Les femmes seraient naturellement portées vers des jobs recouvrant une vocation sociétale. Il y a par exemple beaucoup plus de bio-ingénieurs, car c’est une profession qui donne un sentiment d’utilité, qui participe à  l’amélioration de la société, note Thierry Castagne. Une dimension moins évidente dans certains métiers…

Tous ces secteurs n’en finissent pourtant pas de faire les yeux doux à  la gent féminine. Pénuries obligent, il faut attirer les talents. Peu importe le genre. Mais les employeurs souhaitent aussi refléter la diversité de la société, selon le lieutenant-colonel Marc Levenbergh, de la direction des ressources humaines de la Défense.

Prenons deux groupes de travail : l’un est constitué de personnes au même background, l’autre est un mélange de nationalités, de genres et d’âges. On constate que les débuts sont plus compliqués dans le second, mais qu’au final il en ressortira plus de créativité que dans le premier, souligne Murielle Segers, HR manager chez Siemens. Plus qu’il y a dix ans, les femmes deviennent aussi les responsables du pouvoir d’achat, ajoute Els Overbergh, directrice des ressources humaines chez Microsoft. Puisque notre clientèle change, il faut que notre société s’adapte.

Quitte à  pratiquer un brin de discrimination positive à  l’embauche. Comme à  l’armée, où les tests physiques sont les mêmes pour tous, mais où la cotation sera un peu plus souple s’il s’agit d’une candidate. Ou encore chez Bull, société informatique où, si deux personnes sont aussi compétentes l’une que l’autre, on essayera de privilégier la femme, confie Véronique Vander Elst, directrice des ressources humaines. Un dilemme qui tourmente pas mal de firmes, certaines souhaitant toutefois de s’en tenir à  la formule : « la meilleure personne au bon endroit ».

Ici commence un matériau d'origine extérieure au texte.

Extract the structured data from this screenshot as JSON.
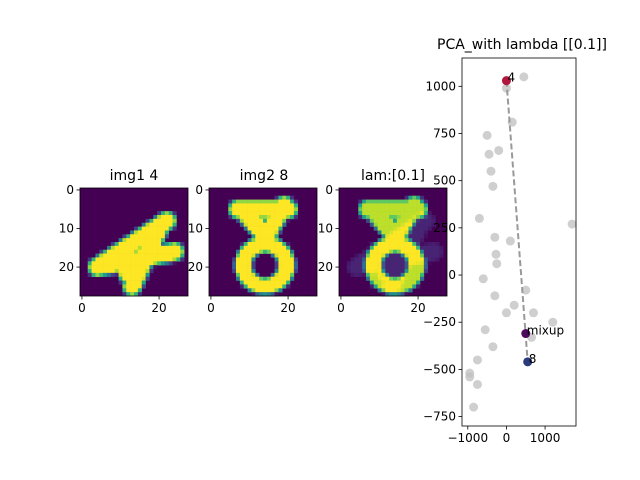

D’autres choisissant de montrer leur culture d’entreprise sous leur meilleur jour. On essaie de créer un environnement de travail qui permet de donner plus de flexibilité, décrit Véronique Vander Elst. Par exemple, on n’organise pas de réunions le soir. Ou on permet aux personnes de travailler le soir, une fois que les enfants sont couchés. Idem chez Microsoft, où les résultats sont préférés au présentéisme. Car on n’a pas besoin d’être assis au bureau de 9 h à  17 h pour être efficace, plaide Els Overbergh. Qui s’empresse d’ajouter que cette mesure vaut aussi pour les hommes. C’est toujours le problème, lorsqu’on aborde les questions liées au sexe. Ce n’est ni tout noir ni tout blanc. On veut être représentatif, mais on a aussi besoin des talents masculins. Simplement, on a constaté qu’il fallait fournir plus d’efforts pour attirer les femmes…

Mélanie Geelkens

20 %

Avec 20 % de filles présentes dans les salles de cours (chiffres 2010-2011), les études d’ingénieur civil figurent parmi celles qui attirent le plus d’étudiantes dans les filières de l’ingénierie. Pour les études d’ingénieur industriel, par contre, les statistiques descendent en dessous de 10 %.

9 300

Selon le dernier rapport d’Agoria, publié au printemps 2012, il manquerait aujourd’hui 9 300 techniciens informatiques en Belgique. 157 000 personnes travailleraient dans ce secteur, soit 20 000 de plus qu’il y cinq ans. Entre 2011 et 2012, le nombre de postes ouverts avait augmenté de 17 %. 

0,8 % 

Tel est le pourcentage de femmes ouvrières dans le secteur de la construction, selon la Confédération construction. Une représentativité très faible, mais en légère progression : il y a quelques années, le taux de femmes ne dépassait pas les 0,4 %. Les filières de l’enseignement secondaire technique et professionnel comportent en général moins de 5 % d’étudiantes.

8 %

Sur les 32 000 militaires que compte la Défense belge, 2 500 sont des femmes, soit environ 8 % des effectifs. C’est parmi les officiers que l’on retrouverait le plus de représentantes de la gent féminine. Par contre, les postes de matelots et de soldats (ceux pour lesquels l’armée recrute le plus) attirent beaucoup moins de candidates.